Core Concepts
A deep learning model using Artificial Neural Networks can effectively recognize the geographical division of Bangladeshi speakers from their continuous Bengali speech.
Abstract
The researchers developed a method to recognize the geographical division of Bangladeshi speakers from their continuous Bengali speech using Artificial Neural Networks. They collected over 45 hours of audio data from 633 speakers across 8 divisions of Bangladesh and performed preprocessing tasks like noise reduction and audio segmentation.
The key highlights of the study are:
- They extracted Mel Frequency Cepstral Coefficients (MFCC) and delta features from the speech data as input to the neural network model.

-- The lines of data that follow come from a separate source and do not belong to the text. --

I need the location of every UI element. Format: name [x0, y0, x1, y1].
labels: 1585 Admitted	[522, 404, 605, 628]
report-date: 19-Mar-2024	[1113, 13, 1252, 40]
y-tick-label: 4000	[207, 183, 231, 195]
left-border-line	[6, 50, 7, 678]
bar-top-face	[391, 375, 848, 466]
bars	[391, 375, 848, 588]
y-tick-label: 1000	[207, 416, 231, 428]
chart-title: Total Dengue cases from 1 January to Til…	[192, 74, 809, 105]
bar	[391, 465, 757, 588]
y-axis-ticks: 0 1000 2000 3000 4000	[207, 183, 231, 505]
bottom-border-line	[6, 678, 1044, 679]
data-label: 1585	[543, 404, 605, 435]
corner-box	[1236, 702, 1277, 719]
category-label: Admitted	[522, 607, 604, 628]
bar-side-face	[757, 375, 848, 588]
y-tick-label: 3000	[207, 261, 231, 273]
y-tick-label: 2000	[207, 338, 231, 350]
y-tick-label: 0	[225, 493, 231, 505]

- The proposed Artificial Neural Network model had 5 dense layers with ReLU activation, dropout regularization, and a softmax output layer for 8-way division classification.
- The model was trained using the Adam optimizer and categorical cross-entropy loss, achieving a highest accuracy of 85.44% on the validation set.

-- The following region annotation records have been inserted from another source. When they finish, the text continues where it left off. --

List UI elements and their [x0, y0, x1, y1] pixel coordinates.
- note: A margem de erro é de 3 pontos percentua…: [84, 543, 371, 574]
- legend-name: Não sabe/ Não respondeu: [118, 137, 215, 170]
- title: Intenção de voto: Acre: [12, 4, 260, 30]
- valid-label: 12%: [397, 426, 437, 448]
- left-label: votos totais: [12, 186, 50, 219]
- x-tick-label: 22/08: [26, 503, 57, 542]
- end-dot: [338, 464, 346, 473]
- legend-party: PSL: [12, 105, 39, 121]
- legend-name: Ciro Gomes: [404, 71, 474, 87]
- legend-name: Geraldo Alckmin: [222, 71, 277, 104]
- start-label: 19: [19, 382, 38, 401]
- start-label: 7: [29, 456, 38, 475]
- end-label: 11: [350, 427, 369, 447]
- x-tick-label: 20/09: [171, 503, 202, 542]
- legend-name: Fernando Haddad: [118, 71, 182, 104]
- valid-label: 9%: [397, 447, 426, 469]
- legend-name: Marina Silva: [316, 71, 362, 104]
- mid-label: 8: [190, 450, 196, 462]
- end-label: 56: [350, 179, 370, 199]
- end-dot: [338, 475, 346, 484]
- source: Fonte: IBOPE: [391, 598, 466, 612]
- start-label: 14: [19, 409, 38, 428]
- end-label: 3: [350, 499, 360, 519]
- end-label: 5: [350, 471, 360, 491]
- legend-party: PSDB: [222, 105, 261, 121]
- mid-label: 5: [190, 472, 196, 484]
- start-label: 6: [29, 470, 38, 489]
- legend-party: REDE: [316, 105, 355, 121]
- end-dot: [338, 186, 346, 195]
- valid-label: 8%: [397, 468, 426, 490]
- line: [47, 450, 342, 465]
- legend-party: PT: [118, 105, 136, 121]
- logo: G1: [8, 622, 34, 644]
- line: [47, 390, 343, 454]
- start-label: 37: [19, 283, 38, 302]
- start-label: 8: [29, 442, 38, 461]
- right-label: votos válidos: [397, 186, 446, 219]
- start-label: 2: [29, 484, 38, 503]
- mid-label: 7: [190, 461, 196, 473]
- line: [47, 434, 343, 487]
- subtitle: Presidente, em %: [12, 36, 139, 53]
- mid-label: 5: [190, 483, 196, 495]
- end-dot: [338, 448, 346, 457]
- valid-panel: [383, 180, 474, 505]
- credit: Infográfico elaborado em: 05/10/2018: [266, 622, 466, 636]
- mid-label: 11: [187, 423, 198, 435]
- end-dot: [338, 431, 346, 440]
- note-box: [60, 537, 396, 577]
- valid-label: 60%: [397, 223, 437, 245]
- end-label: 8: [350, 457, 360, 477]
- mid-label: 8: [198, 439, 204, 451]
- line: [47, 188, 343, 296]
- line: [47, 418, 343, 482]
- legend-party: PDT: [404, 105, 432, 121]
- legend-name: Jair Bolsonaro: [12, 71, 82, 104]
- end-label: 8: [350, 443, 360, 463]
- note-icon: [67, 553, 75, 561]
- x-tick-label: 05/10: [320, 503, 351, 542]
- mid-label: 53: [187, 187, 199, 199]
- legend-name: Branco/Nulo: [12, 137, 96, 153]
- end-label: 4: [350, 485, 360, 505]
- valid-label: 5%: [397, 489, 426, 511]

- The researchers analyzed the model's performance using a confusion matrix, which showed strong classification across the 8 Bangladeshi divisions.

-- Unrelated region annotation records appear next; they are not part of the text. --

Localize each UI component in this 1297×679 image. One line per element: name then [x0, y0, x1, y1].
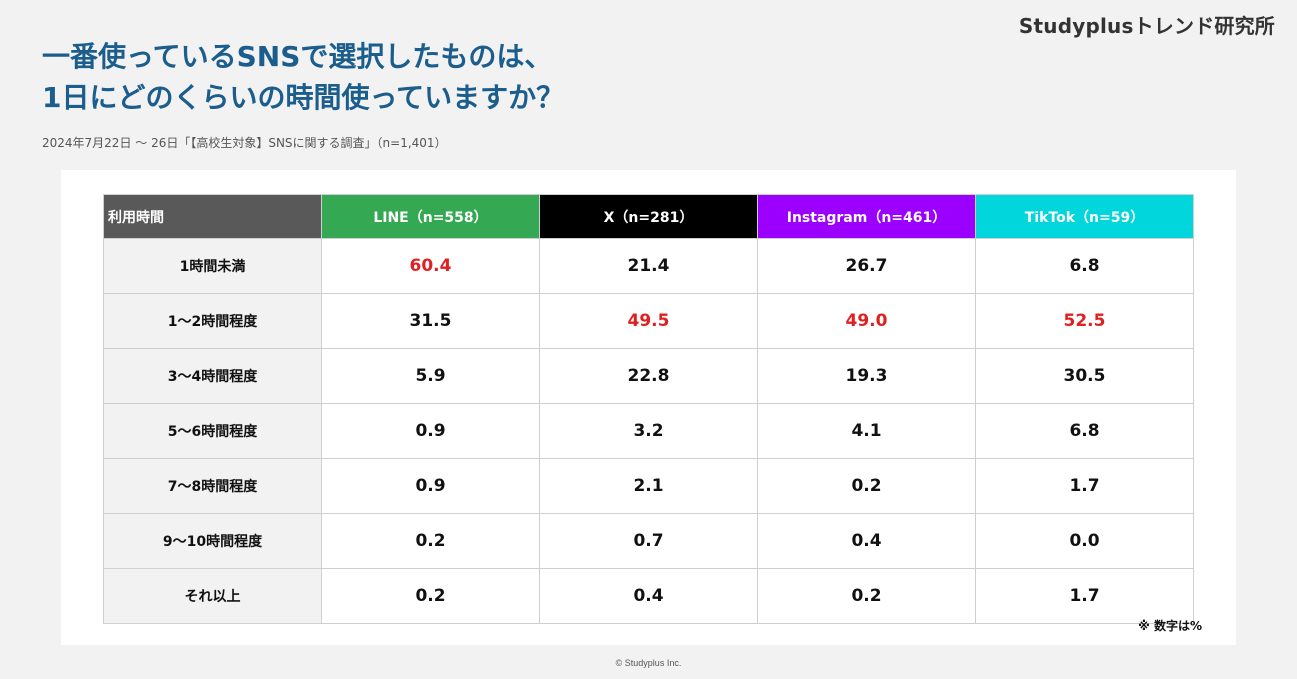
value-cell: 3.2 [539, 403, 758, 459]
value-cell: 19.3 [757, 348, 976, 404]
brand-logo-text: Studyplusトレンド研究所 [1018, 14, 1275, 38]
value-cell: 2.1 [539, 458, 758, 514]
value-cell: 30.5 [975, 348, 1194, 404]
value-cell: 0.4 [539, 568, 758, 624]
table-row: 1〜2時間程度 31.5 49.5 49.0 52.5 [103, 293, 1194, 349]
row-label: 1〜2時間程度 [103, 293, 322, 349]
table-row: 5〜6時間程度 0.9 3.2 4.1 6.8 [103, 403, 1194, 459]
value-cell: 1.7 [975, 458, 1194, 514]
value-cell: 22.8 [539, 348, 758, 404]
header-x: X（n=281） [539, 194, 758, 239]
value-cell: 60.4 [321, 238, 540, 294]
title-line-2: 1日にどのくらいの時間使っていますか？ [42, 81, 565, 114]
header-instagram: Instagram（n=461） [757, 194, 976, 239]
table-row: 1時間未満 60.4 21.4 26.7 6.8 [103, 238, 1194, 294]
copyright-footer: © Studyplus Inc. [615, 658, 682, 668]
value-cell: 1.7 [975, 568, 1194, 624]
value-cell: 0.0 [975, 513, 1194, 569]
header-usage-time: 利用時間 [103, 194, 322, 239]
value-cell: 0.2 [321, 568, 540, 624]
table-row: それ以上 0.2 0.4 0.2 1.7 [103, 568, 1194, 624]
table-card: 利用時間 LINE（n=558） X（n=281） Instagram（n=46… [61, 170, 1236, 645]
value-cell: 49.5 [539, 293, 758, 349]
value-cell: 26.7 [757, 238, 976, 294]
title-line-1: 一番使っているSNSで選択したものは、 [42, 40, 553, 73]
value-cell: 0.2 [757, 568, 976, 624]
value-cell: 5.9 [321, 348, 540, 404]
value-cell: 6.8 [975, 238, 1194, 294]
table-row: 9〜10時間程度 0.2 0.7 0.4 0.0 [103, 513, 1194, 569]
value-cell: 0.9 [321, 403, 540, 459]
header-tiktok: TikTok（n=59） [975, 194, 1194, 239]
value-cell: 0.2 [321, 513, 540, 569]
value-cell: 21.4 [539, 238, 758, 294]
table-row: 3〜4時間程度 5.9 22.8 19.3 30.5 [103, 348, 1194, 404]
usage-time-table: 利用時間 LINE（n=558） X（n=281） Instagram（n=46… [103, 194, 1194, 624]
row-label: 3〜4時間程度 [103, 348, 322, 404]
row-label: 9〜10時間程度 [103, 513, 322, 569]
table-row: 7〜8時間程度 0.9 2.1 0.2 1.7 [103, 458, 1194, 514]
unit-note: ※ 数字は% [1138, 619, 1202, 633]
survey-subtitle: 2024年7月22日 〜 26日「【高校生対象】SNSに関する調査」（n=1,4… [42, 136, 447, 150]
row-label: それ以上 [103, 568, 322, 624]
value-cell: 0.2 [757, 458, 976, 514]
value-cell: 4.1 [757, 403, 976, 459]
row-label: 7〜8時間程度 [103, 458, 322, 514]
value-cell: 52.5 [975, 293, 1194, 349]
value-cell: 0.4 [757, 513, 976, 569]
header-line: LINE（n=558） [321, 194, 540, 239]
row-label: 1時間未満 [103, 238, 322, 294]
value-cell: 0.9 [321, 458, 540, 514]
value-cell: 49.0 [757, 293, 976, 349]
value-cell: 6.8 [975, 403, 1194, 459]
page-title: 一番使っているSNSで選択したものは、 1日にどのくらいの時間使っていますか？ [42, 36, 564, 118]
value-cell: 31.5 [321, 293, 540, 349]
value-cell: 0.7 [539, 513, 758, 569]
row-label: 5〜6時間程度 [103, 403, 322, 459]
table-header-row: 利用時間 LINE（n=558） X（n=281） Instagram（n=46… [103, 194, 1194, 239]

The authors conclude that their deep learning approach can effectively recognize the geographical division of Bangladeshi speakers from their continuous Bengali speech, which has applications in areas like speaker identification, crime investigation, and fraud detection.
Stats
The dataset contained over 45 hours of audio data from 633 speakers (416 male, 217 female) across 8 divisions of Bangladesh.
Each audio sample was segmented into 8-10 second chunks before feature extraction.
Quotes
"Speech is one of the easiest mediums of communication because it has a lot of identical features for different speakers."
"Accent-based speaker recognition is one of the emerging topics for ASR researchers."
"Deep learning algorithms like RNN, ANN, CNN, and LSTM are performing better for speech recognition because of their perfectly structured data."